Paper Abstract: OpenSNAPI, a project of the Unified Communication Consortium (UCF, see, is a proposed standard application programming interface (API) for accessing compute engines on a network. The OpenSNAPI unified API is intended to expand the applicability of emerging use cases, such as in-network computing, and ultimately enabling more efficient data processing through broader deployments of SmartNICs. A proof-of-concept implementation of the API based on the OpenSNAPI software stack is now available for fast compute migration. This API could be used to dispatch user functions from a host CPU to a SmartNIC (DPU) or remote servers. It can also meet the needs of large-scale irregular applications (such as semantic graph analysis) composed of many coordinating tasks operating on a data set so big that it must be stored on many physical devices.

Paper Author: Pavel Shamis, Sr Principal Research Engineer, Arm

Author Bio: Pavel Shamis (Pasha) is a Senior Principal Research Engineer at Arm.
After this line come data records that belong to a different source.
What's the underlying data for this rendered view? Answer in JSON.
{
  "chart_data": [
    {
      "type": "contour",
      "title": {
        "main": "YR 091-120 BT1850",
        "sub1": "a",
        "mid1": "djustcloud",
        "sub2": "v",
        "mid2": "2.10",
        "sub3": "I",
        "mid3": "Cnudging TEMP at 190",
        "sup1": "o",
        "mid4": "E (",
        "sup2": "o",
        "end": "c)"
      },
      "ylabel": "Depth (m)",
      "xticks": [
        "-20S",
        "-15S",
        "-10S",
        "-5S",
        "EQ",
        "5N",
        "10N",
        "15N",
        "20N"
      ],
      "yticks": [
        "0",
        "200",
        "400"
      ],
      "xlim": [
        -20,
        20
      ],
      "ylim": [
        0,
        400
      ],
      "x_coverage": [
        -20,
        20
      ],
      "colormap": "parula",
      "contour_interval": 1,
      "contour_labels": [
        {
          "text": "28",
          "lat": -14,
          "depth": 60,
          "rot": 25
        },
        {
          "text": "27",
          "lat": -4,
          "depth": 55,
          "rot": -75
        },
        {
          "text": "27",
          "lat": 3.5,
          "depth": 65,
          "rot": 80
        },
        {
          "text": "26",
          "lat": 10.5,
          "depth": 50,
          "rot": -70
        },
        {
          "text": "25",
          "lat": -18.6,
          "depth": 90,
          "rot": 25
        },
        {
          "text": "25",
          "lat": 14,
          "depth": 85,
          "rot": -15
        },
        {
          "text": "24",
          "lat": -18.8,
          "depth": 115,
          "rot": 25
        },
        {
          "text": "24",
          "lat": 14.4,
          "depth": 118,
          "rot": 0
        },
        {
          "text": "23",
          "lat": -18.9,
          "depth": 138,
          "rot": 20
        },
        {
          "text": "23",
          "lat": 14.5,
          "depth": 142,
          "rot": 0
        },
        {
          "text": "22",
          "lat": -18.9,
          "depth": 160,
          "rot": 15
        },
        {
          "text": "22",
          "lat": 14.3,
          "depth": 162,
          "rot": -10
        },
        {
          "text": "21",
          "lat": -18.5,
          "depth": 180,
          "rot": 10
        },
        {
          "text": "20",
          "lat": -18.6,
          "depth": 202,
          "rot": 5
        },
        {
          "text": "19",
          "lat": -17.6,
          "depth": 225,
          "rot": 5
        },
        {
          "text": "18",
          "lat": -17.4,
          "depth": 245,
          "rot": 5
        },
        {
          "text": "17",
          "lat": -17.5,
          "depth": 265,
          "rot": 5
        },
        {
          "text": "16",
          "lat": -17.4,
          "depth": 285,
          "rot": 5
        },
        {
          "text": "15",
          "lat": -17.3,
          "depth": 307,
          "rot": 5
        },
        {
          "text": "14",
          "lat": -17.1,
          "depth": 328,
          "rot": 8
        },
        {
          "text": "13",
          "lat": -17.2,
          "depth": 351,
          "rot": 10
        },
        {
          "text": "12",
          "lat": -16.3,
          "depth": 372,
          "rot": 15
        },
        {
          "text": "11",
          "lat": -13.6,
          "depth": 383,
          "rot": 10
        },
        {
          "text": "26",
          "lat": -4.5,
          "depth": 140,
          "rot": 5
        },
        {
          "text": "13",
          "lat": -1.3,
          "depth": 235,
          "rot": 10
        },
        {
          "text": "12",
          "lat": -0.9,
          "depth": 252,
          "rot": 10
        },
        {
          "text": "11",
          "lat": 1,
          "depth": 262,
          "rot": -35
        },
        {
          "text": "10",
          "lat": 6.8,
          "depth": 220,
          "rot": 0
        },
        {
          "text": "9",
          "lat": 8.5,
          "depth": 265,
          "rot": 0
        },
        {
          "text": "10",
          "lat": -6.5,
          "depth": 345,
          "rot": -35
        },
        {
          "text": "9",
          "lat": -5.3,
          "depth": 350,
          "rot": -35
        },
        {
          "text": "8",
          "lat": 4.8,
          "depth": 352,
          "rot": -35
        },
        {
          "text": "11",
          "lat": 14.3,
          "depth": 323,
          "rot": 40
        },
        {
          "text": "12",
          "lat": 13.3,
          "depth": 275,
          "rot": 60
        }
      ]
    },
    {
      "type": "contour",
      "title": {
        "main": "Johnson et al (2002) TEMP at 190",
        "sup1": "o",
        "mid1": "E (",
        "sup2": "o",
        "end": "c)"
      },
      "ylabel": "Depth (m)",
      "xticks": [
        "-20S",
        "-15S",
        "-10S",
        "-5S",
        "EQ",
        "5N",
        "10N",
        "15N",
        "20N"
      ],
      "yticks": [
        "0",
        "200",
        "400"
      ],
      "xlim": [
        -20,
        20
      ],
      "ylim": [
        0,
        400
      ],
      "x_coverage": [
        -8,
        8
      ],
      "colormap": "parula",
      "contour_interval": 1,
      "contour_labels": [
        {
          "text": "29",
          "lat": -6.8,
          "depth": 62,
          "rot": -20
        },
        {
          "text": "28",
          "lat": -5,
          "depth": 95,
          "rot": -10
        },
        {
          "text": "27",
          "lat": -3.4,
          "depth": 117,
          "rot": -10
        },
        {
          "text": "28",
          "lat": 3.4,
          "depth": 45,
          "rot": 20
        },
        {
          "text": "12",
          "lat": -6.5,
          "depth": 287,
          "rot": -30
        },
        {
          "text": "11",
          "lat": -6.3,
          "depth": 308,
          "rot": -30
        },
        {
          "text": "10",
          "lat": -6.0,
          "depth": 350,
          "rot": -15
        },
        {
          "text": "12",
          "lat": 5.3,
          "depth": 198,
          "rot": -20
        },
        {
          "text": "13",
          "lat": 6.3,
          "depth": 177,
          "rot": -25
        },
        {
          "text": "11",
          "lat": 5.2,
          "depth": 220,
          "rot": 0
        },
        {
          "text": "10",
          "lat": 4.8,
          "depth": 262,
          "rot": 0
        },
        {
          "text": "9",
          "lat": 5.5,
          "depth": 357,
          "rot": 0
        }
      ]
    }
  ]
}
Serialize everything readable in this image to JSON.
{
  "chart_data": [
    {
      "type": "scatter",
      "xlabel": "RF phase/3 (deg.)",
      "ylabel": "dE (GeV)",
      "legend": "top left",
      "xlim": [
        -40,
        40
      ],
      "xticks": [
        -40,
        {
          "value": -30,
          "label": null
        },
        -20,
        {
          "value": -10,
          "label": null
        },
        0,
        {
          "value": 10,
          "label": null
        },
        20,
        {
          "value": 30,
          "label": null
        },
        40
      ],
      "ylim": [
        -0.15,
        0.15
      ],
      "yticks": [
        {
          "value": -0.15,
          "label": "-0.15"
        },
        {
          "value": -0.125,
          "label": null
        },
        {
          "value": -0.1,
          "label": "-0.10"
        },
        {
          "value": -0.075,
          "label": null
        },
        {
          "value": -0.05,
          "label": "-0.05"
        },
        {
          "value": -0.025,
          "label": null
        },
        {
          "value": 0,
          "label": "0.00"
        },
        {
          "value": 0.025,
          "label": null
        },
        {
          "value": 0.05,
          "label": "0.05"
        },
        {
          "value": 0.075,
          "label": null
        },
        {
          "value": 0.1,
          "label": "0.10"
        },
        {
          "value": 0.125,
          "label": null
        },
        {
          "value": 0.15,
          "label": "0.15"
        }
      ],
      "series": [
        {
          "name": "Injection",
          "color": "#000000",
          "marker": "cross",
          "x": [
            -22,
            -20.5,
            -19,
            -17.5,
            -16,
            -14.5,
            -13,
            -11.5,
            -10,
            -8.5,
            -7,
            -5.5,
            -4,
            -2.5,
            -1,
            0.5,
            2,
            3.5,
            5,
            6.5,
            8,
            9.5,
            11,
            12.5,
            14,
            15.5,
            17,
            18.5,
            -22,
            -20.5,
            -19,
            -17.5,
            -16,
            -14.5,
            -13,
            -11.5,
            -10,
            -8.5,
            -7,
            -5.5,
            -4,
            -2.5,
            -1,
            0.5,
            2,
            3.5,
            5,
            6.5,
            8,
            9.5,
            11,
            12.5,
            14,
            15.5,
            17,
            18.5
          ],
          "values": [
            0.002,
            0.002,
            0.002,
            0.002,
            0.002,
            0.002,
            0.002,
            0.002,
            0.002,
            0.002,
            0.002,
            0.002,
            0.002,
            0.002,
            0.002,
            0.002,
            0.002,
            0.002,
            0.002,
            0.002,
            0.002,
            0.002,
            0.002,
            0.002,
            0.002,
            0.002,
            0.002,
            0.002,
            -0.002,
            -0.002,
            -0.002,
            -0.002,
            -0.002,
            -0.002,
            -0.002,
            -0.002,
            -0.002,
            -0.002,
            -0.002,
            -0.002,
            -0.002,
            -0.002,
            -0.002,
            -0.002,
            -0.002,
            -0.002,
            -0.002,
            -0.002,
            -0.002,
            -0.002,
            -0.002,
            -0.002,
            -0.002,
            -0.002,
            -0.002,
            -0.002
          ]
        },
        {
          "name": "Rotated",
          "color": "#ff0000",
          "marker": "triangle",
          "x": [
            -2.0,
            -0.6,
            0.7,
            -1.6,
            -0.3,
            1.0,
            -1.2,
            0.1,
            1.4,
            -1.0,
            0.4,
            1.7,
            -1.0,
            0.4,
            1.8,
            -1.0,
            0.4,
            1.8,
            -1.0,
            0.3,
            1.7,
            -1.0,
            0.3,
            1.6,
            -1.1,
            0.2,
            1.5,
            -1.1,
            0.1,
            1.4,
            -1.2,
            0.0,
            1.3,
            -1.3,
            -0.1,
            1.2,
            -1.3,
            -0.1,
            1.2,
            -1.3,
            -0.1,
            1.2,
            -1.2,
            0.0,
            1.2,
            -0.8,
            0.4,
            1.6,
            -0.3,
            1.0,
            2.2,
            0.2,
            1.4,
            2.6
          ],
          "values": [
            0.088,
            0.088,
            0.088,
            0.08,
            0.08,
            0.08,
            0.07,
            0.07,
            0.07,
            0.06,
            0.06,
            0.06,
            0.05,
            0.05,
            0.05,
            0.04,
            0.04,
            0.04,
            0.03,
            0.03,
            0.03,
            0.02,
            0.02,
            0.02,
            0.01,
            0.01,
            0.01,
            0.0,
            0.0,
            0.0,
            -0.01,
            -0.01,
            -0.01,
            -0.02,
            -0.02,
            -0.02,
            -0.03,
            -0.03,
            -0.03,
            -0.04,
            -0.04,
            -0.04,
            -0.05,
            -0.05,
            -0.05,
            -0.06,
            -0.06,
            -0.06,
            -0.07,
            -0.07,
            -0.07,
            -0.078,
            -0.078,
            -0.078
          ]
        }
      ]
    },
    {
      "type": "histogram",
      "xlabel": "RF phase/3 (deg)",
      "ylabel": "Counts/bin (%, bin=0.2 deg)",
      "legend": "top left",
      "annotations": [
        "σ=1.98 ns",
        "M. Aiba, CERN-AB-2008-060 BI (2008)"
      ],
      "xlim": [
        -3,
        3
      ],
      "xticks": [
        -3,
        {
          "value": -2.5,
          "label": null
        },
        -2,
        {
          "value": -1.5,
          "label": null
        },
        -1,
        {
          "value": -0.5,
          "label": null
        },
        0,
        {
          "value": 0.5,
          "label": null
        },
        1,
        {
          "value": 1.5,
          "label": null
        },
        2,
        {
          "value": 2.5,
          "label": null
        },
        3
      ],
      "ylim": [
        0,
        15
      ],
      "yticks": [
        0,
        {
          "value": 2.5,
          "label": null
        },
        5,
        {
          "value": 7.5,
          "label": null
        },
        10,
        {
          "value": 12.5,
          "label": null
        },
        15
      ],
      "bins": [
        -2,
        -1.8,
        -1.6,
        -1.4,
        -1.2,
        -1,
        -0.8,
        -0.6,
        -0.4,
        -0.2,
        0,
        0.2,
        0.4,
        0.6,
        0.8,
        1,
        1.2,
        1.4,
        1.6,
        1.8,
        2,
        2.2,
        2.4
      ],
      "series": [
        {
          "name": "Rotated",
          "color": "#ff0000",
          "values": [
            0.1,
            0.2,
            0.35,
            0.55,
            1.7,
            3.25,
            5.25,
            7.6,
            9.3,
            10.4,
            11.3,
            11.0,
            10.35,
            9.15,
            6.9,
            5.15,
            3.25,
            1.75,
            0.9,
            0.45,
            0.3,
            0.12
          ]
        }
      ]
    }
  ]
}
His work focuses on co-design software, hardware building blocks for high-performance interconnect technologies, development of communications middleware, and novel programming models. Before joining Arm, he was a Research Scientist at Oak Ridge National Laboratory (ORNL) where he worked on high-performance communications domains including Collective Communication Offload (CORE-Direct & Cheetah), OpenSHMEM, and Open Unified Communication X (Open UCX). Before joining ORNL, Pavel worked at Mellanox Technologies, where he led the HPC team and was a key driver in enabling the Mellanox HPC software stack. He holds multiple patents dealing with in-network accelerators. Pavel received a 2015 R&D 100 award for his work on the CORE-Direct in-network computing technology and the 2019 R&D 100 award for developing the Open UCX software framework for HPC, storage, data analytics, and AI.